Die Fakultät fordert die Studentenschaft auf, Ruhe und Ordnung zu bewahren und das Studium ordnungsgemäß weiterzuführen.
Greifswald, den 30. März 1955.
Der Rektor Der Dekan.
gez. Prof. Dr. Katsch gez. Prof. Dr. Bommer
Nach dieser Formulierung unterzeichnet der Dekan die Stellungnahme der Fakultät. Die Unterzeichnung durch den Rektor soll nach dessen Rückkehr von der Aula erfolgen. Das ist am gleichen Abend nach Schluss der Fakultätssitzung geschehen.

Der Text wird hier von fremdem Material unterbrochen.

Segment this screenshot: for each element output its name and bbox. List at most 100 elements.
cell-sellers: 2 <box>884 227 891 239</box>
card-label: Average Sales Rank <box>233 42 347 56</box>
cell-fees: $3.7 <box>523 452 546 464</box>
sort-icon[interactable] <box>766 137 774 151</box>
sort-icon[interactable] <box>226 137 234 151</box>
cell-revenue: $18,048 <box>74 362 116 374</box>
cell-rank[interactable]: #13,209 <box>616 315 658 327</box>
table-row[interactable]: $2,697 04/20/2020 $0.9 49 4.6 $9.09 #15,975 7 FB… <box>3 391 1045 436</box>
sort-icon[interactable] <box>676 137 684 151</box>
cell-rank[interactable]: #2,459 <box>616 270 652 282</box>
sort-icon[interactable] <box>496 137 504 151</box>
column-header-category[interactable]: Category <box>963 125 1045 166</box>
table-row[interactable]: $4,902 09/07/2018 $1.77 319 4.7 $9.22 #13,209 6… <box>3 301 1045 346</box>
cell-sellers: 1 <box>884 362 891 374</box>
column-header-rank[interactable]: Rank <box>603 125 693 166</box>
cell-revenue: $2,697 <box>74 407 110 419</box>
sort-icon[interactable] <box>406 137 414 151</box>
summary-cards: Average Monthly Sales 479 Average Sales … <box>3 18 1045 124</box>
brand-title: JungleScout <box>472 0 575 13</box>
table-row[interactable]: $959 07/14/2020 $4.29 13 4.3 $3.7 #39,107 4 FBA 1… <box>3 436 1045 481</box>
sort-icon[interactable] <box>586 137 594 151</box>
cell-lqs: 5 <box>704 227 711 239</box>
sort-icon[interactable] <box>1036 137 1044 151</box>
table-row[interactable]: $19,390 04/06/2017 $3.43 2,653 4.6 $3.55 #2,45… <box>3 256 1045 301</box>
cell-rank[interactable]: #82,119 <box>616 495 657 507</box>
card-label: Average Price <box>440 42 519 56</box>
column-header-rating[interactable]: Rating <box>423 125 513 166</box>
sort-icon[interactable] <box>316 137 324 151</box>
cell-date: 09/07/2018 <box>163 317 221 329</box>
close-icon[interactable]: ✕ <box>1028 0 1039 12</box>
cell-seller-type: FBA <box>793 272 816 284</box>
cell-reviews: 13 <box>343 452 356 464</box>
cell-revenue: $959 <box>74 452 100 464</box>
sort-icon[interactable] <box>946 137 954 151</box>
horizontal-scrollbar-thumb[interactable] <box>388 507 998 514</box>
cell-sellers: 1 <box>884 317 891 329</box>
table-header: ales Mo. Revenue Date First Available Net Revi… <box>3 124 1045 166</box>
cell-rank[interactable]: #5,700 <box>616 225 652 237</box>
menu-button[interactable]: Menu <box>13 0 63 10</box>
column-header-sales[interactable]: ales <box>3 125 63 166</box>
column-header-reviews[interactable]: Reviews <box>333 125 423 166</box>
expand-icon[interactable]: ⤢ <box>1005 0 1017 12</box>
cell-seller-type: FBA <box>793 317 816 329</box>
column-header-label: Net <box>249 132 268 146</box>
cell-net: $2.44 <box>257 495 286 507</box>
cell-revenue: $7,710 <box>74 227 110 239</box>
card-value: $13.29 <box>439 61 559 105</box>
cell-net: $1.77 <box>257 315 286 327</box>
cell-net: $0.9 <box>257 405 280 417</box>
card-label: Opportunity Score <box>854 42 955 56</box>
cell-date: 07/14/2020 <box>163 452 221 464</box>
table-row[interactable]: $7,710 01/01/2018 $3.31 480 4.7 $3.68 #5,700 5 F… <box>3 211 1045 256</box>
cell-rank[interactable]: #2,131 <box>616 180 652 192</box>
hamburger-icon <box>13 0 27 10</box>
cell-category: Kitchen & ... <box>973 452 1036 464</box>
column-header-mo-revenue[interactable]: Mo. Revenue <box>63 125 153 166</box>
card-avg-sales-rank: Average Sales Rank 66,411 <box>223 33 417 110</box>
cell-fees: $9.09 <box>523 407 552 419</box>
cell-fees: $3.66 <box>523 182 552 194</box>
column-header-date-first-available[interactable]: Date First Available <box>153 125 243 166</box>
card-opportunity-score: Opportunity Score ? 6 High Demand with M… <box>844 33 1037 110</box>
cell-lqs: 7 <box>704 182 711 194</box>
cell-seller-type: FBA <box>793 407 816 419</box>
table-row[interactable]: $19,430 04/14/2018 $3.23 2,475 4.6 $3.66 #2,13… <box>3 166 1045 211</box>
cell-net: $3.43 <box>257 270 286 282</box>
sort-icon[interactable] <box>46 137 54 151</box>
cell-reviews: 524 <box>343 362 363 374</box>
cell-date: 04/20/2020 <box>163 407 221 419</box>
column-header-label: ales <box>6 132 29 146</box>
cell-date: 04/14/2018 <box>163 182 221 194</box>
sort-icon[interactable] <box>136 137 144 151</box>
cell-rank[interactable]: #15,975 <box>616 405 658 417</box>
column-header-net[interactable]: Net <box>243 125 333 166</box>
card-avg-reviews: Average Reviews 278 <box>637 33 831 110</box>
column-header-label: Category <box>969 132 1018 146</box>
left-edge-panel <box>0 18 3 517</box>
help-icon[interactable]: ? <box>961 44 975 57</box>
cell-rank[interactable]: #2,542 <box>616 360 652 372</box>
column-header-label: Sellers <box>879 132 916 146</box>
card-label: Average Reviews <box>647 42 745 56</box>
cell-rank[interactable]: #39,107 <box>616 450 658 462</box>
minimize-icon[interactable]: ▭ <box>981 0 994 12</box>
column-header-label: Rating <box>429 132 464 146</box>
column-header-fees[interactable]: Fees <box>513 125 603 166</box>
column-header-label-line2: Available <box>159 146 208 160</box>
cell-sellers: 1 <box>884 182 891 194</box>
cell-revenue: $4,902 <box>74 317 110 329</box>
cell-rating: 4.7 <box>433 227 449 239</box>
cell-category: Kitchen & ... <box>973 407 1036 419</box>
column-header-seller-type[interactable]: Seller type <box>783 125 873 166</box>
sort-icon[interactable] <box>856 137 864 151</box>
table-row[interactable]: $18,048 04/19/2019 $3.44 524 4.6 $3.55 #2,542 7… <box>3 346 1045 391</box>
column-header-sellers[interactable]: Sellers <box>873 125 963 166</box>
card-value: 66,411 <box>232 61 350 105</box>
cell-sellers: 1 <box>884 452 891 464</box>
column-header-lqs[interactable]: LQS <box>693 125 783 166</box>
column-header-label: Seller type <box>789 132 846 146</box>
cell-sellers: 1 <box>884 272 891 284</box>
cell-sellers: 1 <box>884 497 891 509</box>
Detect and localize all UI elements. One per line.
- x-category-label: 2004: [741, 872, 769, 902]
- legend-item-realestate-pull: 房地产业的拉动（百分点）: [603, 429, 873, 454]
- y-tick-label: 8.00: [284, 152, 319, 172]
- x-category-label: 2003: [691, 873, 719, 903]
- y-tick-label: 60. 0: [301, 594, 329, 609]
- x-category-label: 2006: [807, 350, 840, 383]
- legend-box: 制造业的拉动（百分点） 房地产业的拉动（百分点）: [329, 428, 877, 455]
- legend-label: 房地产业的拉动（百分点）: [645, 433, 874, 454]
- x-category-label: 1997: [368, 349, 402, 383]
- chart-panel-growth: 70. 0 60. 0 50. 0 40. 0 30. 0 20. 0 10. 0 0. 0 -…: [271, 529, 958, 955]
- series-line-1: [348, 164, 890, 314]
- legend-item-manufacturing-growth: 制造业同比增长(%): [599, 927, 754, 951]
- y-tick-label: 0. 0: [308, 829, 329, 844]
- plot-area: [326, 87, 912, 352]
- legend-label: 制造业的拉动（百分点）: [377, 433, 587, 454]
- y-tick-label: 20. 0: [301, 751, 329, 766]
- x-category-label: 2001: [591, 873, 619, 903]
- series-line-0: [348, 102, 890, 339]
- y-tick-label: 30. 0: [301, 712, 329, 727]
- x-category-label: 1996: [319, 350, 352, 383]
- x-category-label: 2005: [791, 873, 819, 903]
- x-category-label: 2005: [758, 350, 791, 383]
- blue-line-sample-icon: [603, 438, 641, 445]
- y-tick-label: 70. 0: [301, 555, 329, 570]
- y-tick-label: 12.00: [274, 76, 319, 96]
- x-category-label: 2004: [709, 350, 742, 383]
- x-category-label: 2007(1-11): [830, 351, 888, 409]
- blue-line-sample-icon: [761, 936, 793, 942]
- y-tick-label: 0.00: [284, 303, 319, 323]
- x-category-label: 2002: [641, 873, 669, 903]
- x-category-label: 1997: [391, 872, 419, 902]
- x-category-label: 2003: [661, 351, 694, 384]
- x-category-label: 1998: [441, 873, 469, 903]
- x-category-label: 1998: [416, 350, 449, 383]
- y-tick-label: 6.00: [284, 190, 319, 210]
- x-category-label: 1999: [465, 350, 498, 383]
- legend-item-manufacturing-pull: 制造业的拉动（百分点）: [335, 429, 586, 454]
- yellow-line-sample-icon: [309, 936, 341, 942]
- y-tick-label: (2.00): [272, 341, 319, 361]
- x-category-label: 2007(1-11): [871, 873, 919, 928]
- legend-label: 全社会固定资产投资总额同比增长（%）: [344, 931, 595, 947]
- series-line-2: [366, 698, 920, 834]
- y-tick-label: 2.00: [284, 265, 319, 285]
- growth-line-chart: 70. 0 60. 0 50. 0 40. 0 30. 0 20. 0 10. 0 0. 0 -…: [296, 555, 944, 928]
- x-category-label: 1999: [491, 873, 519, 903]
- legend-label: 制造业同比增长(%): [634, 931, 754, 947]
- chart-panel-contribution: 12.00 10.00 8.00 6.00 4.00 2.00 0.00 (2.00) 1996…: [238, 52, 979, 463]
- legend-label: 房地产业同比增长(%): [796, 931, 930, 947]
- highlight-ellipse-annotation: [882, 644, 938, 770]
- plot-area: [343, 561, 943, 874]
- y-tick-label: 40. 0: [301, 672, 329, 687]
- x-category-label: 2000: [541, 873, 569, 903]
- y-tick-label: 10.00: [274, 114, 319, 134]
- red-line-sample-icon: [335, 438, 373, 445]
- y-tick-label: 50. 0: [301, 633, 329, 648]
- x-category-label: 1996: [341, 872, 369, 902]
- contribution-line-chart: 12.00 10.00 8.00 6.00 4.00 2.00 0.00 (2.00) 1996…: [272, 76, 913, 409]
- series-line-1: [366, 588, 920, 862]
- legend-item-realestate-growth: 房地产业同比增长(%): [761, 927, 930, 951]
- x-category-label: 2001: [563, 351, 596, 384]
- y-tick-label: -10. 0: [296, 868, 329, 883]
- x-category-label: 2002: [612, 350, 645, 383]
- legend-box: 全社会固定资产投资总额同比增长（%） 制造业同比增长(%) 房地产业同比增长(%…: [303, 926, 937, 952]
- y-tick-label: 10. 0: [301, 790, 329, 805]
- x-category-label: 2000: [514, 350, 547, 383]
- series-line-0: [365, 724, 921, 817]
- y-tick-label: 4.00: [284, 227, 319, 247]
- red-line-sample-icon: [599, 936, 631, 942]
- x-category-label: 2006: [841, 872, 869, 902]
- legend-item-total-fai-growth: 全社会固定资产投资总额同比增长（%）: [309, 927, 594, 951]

Um 22 Uhr kommt ein Anruf des Rektors, der mitteilt, dass in der Aula Ruhe herrsche, er selbst sich zur Polizei begebe, um nach den Studenten zu sehen. Von Seiten der Polizei habe man mitgeteilt, dass es sich nicht um eine Verhaftung der Studenten handele, sondern um eine Maßnahme zur Feststellung der Personalien. Es solle bei Vorliegen einwandfreier Ausweispapiere eine umgehende Freilassung stattfinden.
Darauf schließt der Dekan die Sitzung um 22.03 Uhr.
Die Angehörigen der Fakultät verbleiben noch im Sitzungssaal und warten auf die Rückkehr des Rektors.